Após nove anos em andamento, o plenário do Senado aprovou, na última quarta-feira, 27, um projeto de lei, de autoria do ex-deputado federal Tadeu Filippelli (PMDB-DF), que permite o porte de arma de fogo em serviço por agentes de trânsito federais, estaduais e municipais que não sejam policiais.
A permissão vale para guardas-civis que assumirem funções nessa área. O projeto, que estabelece exigências para o porte de arma de fogo pelos agentes de trânsito e uma delas é a comprovação de capacidade técnica e aptidão psicológica, altera o Estatuto do Desarmamento, de 2003, e segue agora para a sanção do presidente Michel Temer.
“Quando nos tornamos parte segurança pública, por meio da emenda constitucional 82/2014, sancionada pela ex-presidente Dilma Rousseff, nasceu uma nova categoria. Esse projeto já estava em andamento desde 2008. Em 2012 foi aprovado pela Comissão de Constituição, Justiça e Cidadania (CCJ). Para conseguir a aprovação dos deputados, por unanimidade, agentes de todo o país viajaram para Brasília e conversaram com cada parlamentar representante de seus perspectivos estados. De 2014 a 2017 foi necessário trabalhar os senadores”, conta o agente de trânsito da Rbtrans, José Viana.
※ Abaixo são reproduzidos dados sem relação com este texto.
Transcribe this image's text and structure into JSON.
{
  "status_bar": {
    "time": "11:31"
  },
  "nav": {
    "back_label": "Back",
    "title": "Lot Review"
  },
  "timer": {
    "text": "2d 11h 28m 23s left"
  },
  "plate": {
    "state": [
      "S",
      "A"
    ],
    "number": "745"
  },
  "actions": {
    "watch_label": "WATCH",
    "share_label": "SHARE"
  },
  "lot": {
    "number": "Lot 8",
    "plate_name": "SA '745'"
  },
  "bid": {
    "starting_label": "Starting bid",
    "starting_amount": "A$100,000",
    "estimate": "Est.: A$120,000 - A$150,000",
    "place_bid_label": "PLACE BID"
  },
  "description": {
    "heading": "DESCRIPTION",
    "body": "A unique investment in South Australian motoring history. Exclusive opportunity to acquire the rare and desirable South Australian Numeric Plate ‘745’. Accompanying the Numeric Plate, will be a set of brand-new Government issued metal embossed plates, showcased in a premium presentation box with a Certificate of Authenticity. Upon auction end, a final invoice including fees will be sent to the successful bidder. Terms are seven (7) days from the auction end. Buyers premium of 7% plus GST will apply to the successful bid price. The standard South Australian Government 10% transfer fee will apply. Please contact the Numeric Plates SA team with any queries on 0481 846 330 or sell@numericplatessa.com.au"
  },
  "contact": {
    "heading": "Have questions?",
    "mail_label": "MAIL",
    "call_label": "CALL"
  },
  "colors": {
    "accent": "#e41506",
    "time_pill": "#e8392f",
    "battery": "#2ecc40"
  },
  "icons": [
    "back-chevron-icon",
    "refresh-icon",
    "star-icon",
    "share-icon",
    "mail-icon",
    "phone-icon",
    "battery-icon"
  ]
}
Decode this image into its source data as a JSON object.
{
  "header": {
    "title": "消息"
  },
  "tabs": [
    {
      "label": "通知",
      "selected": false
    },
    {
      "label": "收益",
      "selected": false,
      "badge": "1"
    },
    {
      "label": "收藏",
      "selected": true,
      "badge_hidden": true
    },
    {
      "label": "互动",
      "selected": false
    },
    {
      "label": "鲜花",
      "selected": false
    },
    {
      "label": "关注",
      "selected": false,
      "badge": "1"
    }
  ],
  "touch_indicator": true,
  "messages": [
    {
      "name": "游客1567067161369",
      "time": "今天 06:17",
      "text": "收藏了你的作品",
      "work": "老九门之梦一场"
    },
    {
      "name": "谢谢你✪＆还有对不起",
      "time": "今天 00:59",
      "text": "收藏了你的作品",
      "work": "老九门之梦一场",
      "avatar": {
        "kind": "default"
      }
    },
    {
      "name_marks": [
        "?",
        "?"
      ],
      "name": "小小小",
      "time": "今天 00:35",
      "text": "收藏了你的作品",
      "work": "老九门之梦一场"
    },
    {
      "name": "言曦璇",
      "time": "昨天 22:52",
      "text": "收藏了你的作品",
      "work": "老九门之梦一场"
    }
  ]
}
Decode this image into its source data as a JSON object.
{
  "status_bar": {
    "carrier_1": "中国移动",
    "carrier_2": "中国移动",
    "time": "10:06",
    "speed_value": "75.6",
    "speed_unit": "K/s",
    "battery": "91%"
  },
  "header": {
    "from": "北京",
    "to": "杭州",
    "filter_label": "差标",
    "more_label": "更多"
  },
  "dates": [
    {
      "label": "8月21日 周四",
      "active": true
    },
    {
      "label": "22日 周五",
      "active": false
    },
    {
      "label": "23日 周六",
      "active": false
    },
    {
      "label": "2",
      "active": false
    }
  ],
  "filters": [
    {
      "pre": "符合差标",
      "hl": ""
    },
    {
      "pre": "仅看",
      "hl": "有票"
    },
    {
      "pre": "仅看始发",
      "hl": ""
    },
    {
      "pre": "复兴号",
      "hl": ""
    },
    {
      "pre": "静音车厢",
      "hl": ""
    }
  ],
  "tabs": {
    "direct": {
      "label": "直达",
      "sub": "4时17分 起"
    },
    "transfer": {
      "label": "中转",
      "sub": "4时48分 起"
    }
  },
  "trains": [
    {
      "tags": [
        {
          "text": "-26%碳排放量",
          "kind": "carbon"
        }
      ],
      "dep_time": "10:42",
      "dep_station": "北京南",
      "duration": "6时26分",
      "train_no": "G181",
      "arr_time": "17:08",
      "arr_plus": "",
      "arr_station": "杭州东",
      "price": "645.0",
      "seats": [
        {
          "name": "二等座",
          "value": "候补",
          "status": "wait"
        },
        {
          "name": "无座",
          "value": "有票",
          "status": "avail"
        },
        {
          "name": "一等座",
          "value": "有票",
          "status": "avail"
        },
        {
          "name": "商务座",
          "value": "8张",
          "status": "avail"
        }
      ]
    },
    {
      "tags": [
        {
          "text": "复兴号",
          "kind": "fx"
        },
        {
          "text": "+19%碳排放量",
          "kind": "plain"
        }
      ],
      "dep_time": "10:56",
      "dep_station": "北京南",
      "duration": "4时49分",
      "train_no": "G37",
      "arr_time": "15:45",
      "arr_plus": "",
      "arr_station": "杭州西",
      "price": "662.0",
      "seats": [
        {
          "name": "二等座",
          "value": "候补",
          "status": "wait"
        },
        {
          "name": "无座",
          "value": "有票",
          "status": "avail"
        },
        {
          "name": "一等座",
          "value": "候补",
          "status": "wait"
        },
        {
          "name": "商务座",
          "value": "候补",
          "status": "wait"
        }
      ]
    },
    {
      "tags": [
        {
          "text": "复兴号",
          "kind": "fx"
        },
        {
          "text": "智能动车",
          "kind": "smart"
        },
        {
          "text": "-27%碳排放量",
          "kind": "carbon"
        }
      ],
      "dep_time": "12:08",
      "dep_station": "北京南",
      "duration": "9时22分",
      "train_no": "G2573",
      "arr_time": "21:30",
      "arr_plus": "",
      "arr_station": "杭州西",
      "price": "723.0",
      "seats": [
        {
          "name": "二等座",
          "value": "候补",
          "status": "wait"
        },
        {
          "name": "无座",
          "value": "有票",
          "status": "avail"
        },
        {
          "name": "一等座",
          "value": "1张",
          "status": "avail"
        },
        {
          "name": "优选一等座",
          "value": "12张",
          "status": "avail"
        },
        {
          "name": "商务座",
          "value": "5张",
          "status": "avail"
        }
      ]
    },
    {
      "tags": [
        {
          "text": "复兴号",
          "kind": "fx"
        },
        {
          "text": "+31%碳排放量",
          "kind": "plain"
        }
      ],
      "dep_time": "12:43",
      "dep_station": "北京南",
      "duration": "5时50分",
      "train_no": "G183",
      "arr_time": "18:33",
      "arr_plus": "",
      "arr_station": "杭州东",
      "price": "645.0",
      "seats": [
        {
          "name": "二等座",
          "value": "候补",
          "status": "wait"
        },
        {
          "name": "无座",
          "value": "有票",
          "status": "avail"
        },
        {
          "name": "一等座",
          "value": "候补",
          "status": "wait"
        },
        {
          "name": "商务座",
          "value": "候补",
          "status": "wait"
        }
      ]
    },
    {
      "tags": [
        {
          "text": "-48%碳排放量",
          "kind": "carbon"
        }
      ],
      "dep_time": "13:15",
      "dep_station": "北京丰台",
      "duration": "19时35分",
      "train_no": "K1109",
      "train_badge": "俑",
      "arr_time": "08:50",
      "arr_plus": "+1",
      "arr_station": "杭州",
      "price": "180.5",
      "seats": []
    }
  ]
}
De acordo com José, não é fácil atuar no trânsito, pois uma vez ou outra surgem condutores armados e exaltados. É ter porte de arma é uma questão de segurança para a categoria, assim como para policias militares e civis, pois inibe que as pessoas se exaltem durante uma abordagem.
O agente explica que após o presidente sancionar o projeto vai para o Ministério da Justiça que irá fazer as regras por meio de uma lei específica.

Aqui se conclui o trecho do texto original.